Tag Archives: statistics

Visualizing Pearson Correlation

If you’ve taken a business stats class or the equivalent, you might have been given qualitative labels like “0.3 correlation is weak”, “0.5 correlation is modest”, and “0.7 correlation is strong”.

What I’ve found over the years between teaching these stats courses and also working in industry across all business segments is that there is a disconnect between the correlation value, what that data looks like, and what a line of best fit can do.

The qualitative labels at the specified cutoffs are indeed good names. However, the non-practitioner, end user who relies on mathematical data fitting tends to make business decisions (aka stakeholder) tends to get disenchanted with the model efficacy because of a perception of what weak, modest, and strong mean and what the numerical correlation value means.

The lay understanding of “correlation of 0.9” is “90% of the data is related” or “there is a 90% correlation”. Both of these rephrasings are incorrect. Unfortunately, we get a compounding effect in that a model that is fit to, say, “correlation of 0.9” data should then be “correct” 90% of the time. To rub more salt into this wound, the word “correlation” itself is subject to multiple colloquial understandings that are divorced from the technical meaning.

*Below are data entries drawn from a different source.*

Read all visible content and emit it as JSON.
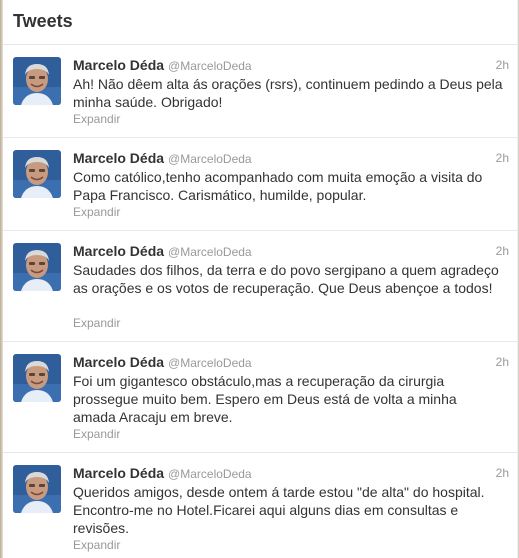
{
  "header": {
    "title": "Tweets"
  },
  "tweets": [
    {
      "name": "Marcelo Déda",
      "username": "@MarceloDeda",
      "time": "2h",
      "text": "Ah! Não dêem alta ás orações (rsrs), continuem pedindo a Deus pela minha saúde. Obrigado!",
      "expand": "Expandir"
    },
    {
      "name": "Marcelo Déda",
      "username": "@MarceloDeda",
      "time": "2h",
      "text": "Como católico,tenho acompanhado com muita emoção a visita do Papa Francisco. Carismático, humilde, popular.",
      "expand": "Expandir"
    },
    {
      "name": "Marcelo Déda",
      "username": "@MarceloDeda",
      "time": "2h",
      "text": "Saudades dos filhos, da terra e do povo sergipano a quem agradeço as orações e os votos de recuperação. Que Deus abençoe a todos!",
      "expand": "Expandir"
    },
    {
      "name": "Marcelo Déda",
      "username": "@MarceloDeda",
      "time": "2h",
      "text": "Foi um gigantesco obstáculo,mas a recuperação da cirurgia prossegue muito bem. Espero em Deus está de volta a minha amada Aracaju em breve.",
      "expand": "Expandir"
    },
    {
      "name": "Marcelo Déda",
      "username": "@MarceloDeda",
      "time": "2h",
      "text": "Queridos amigos, desde ontem á tarde estou \"de alta\" do hospital. Encontro-me no Hotel.Ficarei aqui alguns dias em consultas e revisões.",
      "expand": "Expandir"
    }
  ]
}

When people say “correlation” in regular, everyday speech, they mean “association”. Data organized in a circle, is colloquially, correlated, but technically, the Pearson correlation is zero, meaning no correlation. It is possible to come up with a measure of how circular two-dimensional data is. However, the general standard is that when we discuss “correlation” we mean how linear is the data.

When working with data scientists and data analysts, it helps to know that there is a difference between the familiar use of “correlation” vs the technical use. If in your data, you see a correlation of 0.6, know that while this still means “pretty good linear relationship”, there remains reasonable variation in the data.

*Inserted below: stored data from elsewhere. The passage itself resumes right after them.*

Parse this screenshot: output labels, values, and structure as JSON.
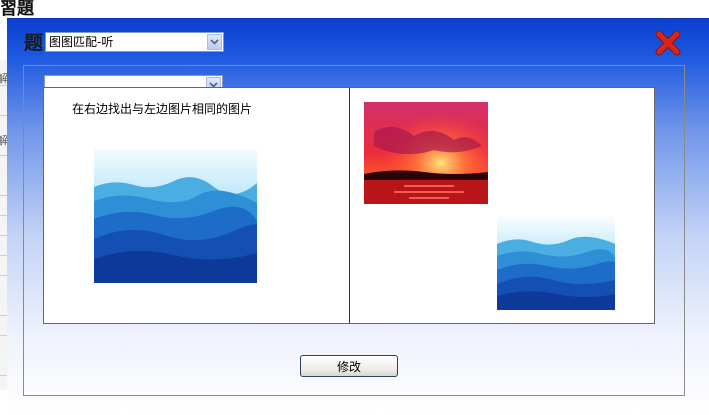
{
  "background": {
    "title_fragment": "習題",
    "side_chars": [
      "解",
      "解"
    ]
  },
  "dialog": {
    "title": "题",
    "type_select": {
      "value": "图图匹配-听"
    },
    "sub_select": {
      "value": ""
    },
    "close_icon": "close-x-icon",
    "instruction": "在右边找出与左边图片相同的图片",
    "left_image": "blue-mountains-image",
    "right_images": [
      "red-sunset-image",
      "blue-mountains-image"
    ],
    "save_label": "修改",
    "colors": {
      "header_top": "#0b3fd0",
      "close_red": "#c8221a",
      "border": "#7f9db9"
    }
  }
}
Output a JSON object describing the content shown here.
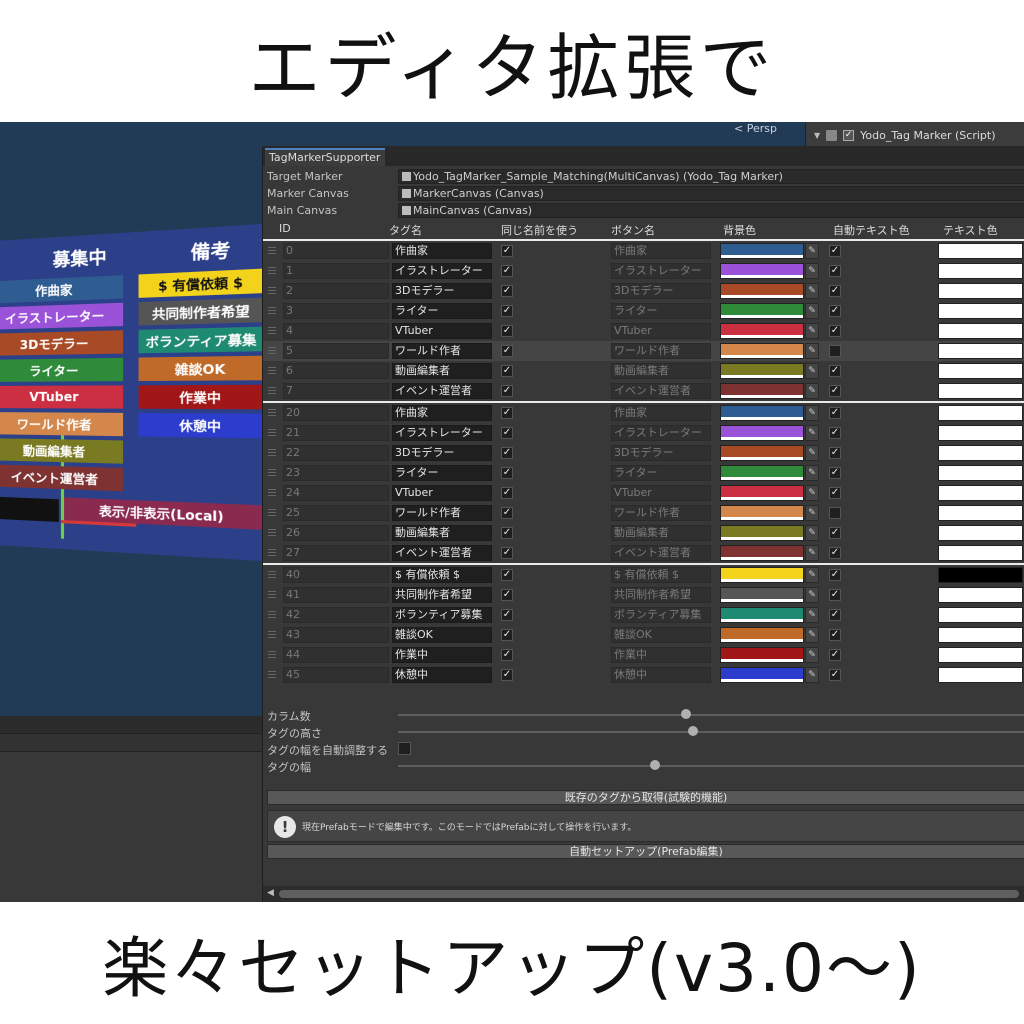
{
  "banner": {
    "top": "エディタ拡張で",
    "bottom": "楽々セットアップ(v3.0〜)"
  },
  "scene": {
    "persp_label": "< Persp",
    "world_canvas": {
      "headers": [
        "募集中",
        "備考"
      ],
      "left_tags": [
        {
          "label": "作曲家",
          "color": "#2f5d92"
        },
        {
          "label": "イラストレーター",
          "color": "#9a52d8"
        },
        {
          "label": "3Dモデラー",
          "color": "#a84a25"
        },
        {
          "label": "ライター",
          "color": "#2f8a3a"
        },
        {
          "label": "VTuber",
          "color": "#cc2f42"
        },
        {
          "label": "ワールド作者",
          "color": "#d4874a"
        },
        {
          "label": "動画編集者",
          "color": "#7a7a22"
        },
        {
          "label": "イベント運営者",
          "color": "#7e3232"
        }
      ],
      "right_tags": [
        {
          "label": "$ 有償依頼 $",
          "color": "#f2d21b",
          "text_color": "#111111"
        },
        {
          "label": "共同制作者希望",
          "color": "#555555",
          "text_color": "#ffffff"
        },
        {
          "label": "ボランティア募集",
          "color": "#1f8a72",
          "text_color": "#ffffff"
        },
        {
          "label": "雑談OK",
          "color": "#c06a2a",
          "text_color": "#ffffff"
        },
        {
          "label": "作業中",
          "color": "#a11616",
          "text_color": "#ffffff"
        },
        {
          "label": "休憩中",
          "color": "#2c3ccc",
          "text_color": "#ffffff"
        }
      ],
      "footer_label": "表示/非表示(Local)"
    }
  },
  "inspector": {
    "component_title": "Yodo_Tag Marker (Script)"
  },
  "window": {
    "tab": "TagMarkerSupporter",
    "properties": [
      {
        "label": "Target Marker",
        "value": "Yodo_TagMarker_Sample_Matching(MultiCanvas) (Yodo_Tag Marker)"
      },
      {
        "label": "Marker Canvas",
        "value": "MarkerCanvas (Canvas)"
      },
      {
        "label": "Main Canvas",
        "value": "MainCanvas (Canvas)"
      }
    ],
    "columns": [
      "ID",
      "タグ名",
      "同じ名前を使う",
      "ボタン名",
      "背景色",
      "自動テキスト色",
      "テキスト色"
    ],
    "groups": [
      {
        "rows": [
          {
            "id": "0",
            "tag": "作曲家",
            "same": true,
            "button": "作曲家",
            "bg": "#2f5d92",
            "auto": true,
            "text": "#ffffff"
          },
          {
            "id": "1",
            "tag": "イラストレーター",
            "same": true,
            "button": "イラストレーター",
            "bg": "#9a52d8",
            "auto": true,
            "text": "#ffffff"
          },
          {
            "id": "2",
            "tag": "3Dモデラー",
            "same": true,
            "button": "3Dモデラー",
            "bg": "#a84a25",
            "auto": true,
            "text": "#ffffff"
          },
          {
            "id": "3",
            "tag": "ライター",
            "same": true,
            "button": "ライター",
            "bg": "#2f8a3a",
            "auto": true,
            "text": "#ffffff"
          },
          {
            "id": "4",
            "tag": "VTuber",
            "same": true,
            "button": "VTuber",
            "bg": "#cc2f42",
            "auto": true,
            "text": "#ffffff"
          },
          {
            "id": "5",
            "tag": "ワールド作者",
            "same": true,
            "button": "ワールド作者",
            "bg": "#d4874a",
            "auto": false,
            "text": "#ffffff",
            "highlight": true
          },
          {
            "id": "6",
            "tag": "動画編集者",
            "same": true,
            "button": "動画編集者",
            "bg": "#7a7a22",
            "auto": true,
            "text": "#ffffff"
          },
          {
            "id": "7",
            "tag": "イベント運営者",
            "same": true,
            "button": "イベント運営者",
            "bg": "#7e3232",
            "auto": true,
            "text": "#ffffff"
          }
        ]
      },
      {
        "rows": [
          {
            "id": "20",
            "tag": "作曲家",
            "same": true,
            "button": "作曲家",
            "bg": "#2f5d92",
            "auto": true,
            "text": "#ffffff"
          },
          {
            "id": "21",
            "tag": "イラストレーター",
            "same": true,
            "button": "イラストレーター",
            "bg": "#9a52d8",
            "auto": true,
            "text": "#ffffff"
          },
          {
            "id": "22",
            "tag": "3Dモデラー",
            "same": true,
            "button": "3Dモデラー",
            "bg": "#a84a25",
            "auto": true,
            "text": "#ffffff"
          },
          {
            "id": "23",
            "tag": "ライター",
            "same": true,
            "button": "ライター",
            "bg": "#2f8a3a",
            "auto": true,
            "text": "#ffffff"
          },
          {
            "id": "24",
            "tag": "VTuber",
            "same": true,
            "button": "VTuber",
            "bg": "#cc2f42",
            "auto": true,
            "text": "#ffffff"
          },
          {
            "id": "25",
            "tag": "ワールド作者",
            "same": true,
            "button": "ワールド作者",
            "bg": "#d4874a",
            "auto": false,
            "text": "#ffffff"
          },
          {
            "id": "26",
            "tag": "動画編集者",
            "same": true,
            "button": "動画編集者",
            "bg": "#7a7a22",
            "auto": true,
            "text": "#ffffff"
          },
          {
            "id": "27",
            "tag": "イベント運営者",
            "same": true,
            "button": "イベント運営者",
            "bg": "#7e3232",
            "auto": true,
            "text": "#ffffff"
          }
        ]
      },
      {
        "rows": [
          {
            "id": "40",
            "tag": "$ 有償依頼 $",
            "same": true,
            "button": "$ 有償依頼 $",
            "bg": "#f2d21b",
            "auto": true,
            "text": "#000000"
          },
          {
            "id": "41",
            "tag": "共同制作者希望",
            "same": true,
            "button": "共同制作者希望",
            "bg": "#555555",
            "auto": true,
            "text": "#ffffff"
          },
          {
            "id": "42",
            "tag": "ボランティア募集",
            "same": true,
            "button": "ボランティア募集",
            "bg": "#1f8a72",
            "auto": true,
            "text": "#ffffff"
          },
          {
            "id": "43",
            "tag": "雑談OK",
            "same": true,
            "button": "雑談OK",
            "bg": "#c06a2a",
            "auto": true,
            "text": "#ffffff"
          },
          {
            "id": "44",
            "tag": "作業中",
            "same": true,
            "button": "作業中",
            "bg": "#a11616",
            "auto": true,
            "text": "#ffffff"
          },
          {
            "id": "45",
            "tag": "休憩中",
            "same": true,
            "button": "休憩中",
            "bg": "#2c3ccc",
            "auto": true,
            "text": "#ffffff"
          }
        ]
      }
    ],
    "settings": {
      "column_count_label": "カラム数",
      "column_count_level": 0.46,
      "tag_height_label": "タグの高さ",
      "tag_height_level": 0.47,
      "auto_width_label": "タグの幅を自動調整する",
      "tag_width_label": "タグの幅",
      "tag_width_level": 0.41,
      "fetch_button": "既存のタグから取得(試験的機能)",
      "help_text": "現在Prefabモードで編集中です。このモードではPrefabに対して操作を行います。",
      "auto_setup_button": "自動セットアップ(Prefab編集)"
    }
  }
}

Perfect prediction requires a correlation of 1. Even at a correlation of 0.99 and fitting a line to this type of data, there is basically a 0% chance that the model will precisely give the observed output for a given input. However, what you can expect from 0.99 correlation vs 0.6 correlation is that the model error will be lower for the higher correlation.

The graph below shows data on several x-y charts for varying levels of correlation. You can see that data with a correlation of zero is best fit by a horizontal line. As correlation increases, the fitted line and data show more of a trend (higher values on the horizontal axis are observed with higher values on the vertical axis). You will also notice that the data becomes more narrow. It just may not be getting as narrow as you would have expected, especially for a correlation of 0.99!

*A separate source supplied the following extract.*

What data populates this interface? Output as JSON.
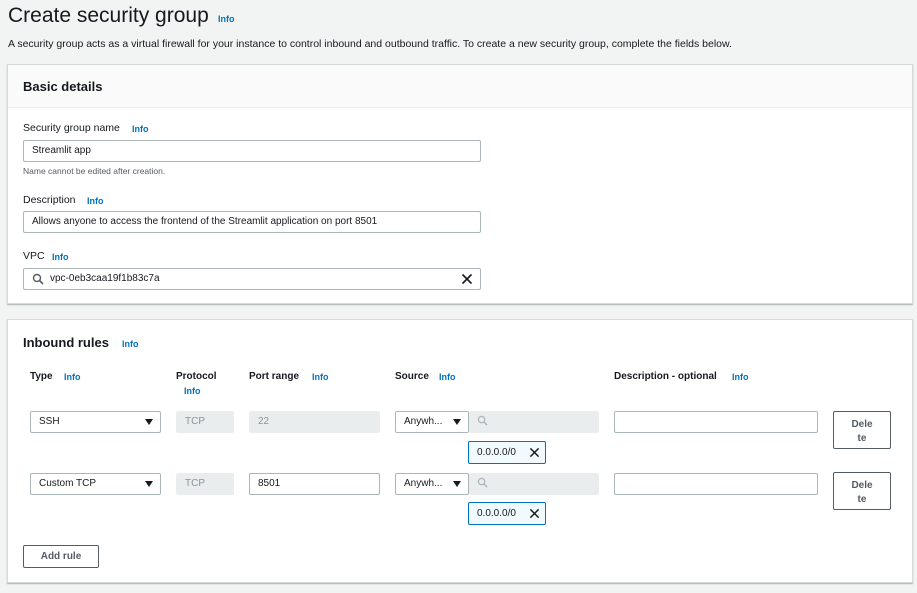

Lines of best fit and data for various correlation levels

The graphs above are from idealized data. Real data tends to have more pathologies (outliers being the biggest culprit). It is possible to create two completely different looking data sets with exactly the same correlation (and other metrics!). For the curious reader, I direct you to Anscombe’s Quartet as a starting point for a cautionary tale about the perils of relying solely on summary statistics.

If you find yourself discussing correlations with your data scientists or data analysts, or vice versa if you are the data magician discussing with your stakeholder, make sure that both parties are aligned on the words used. From there you can have a more meaningful conversation about how to understand and interpret both the data and its modeling.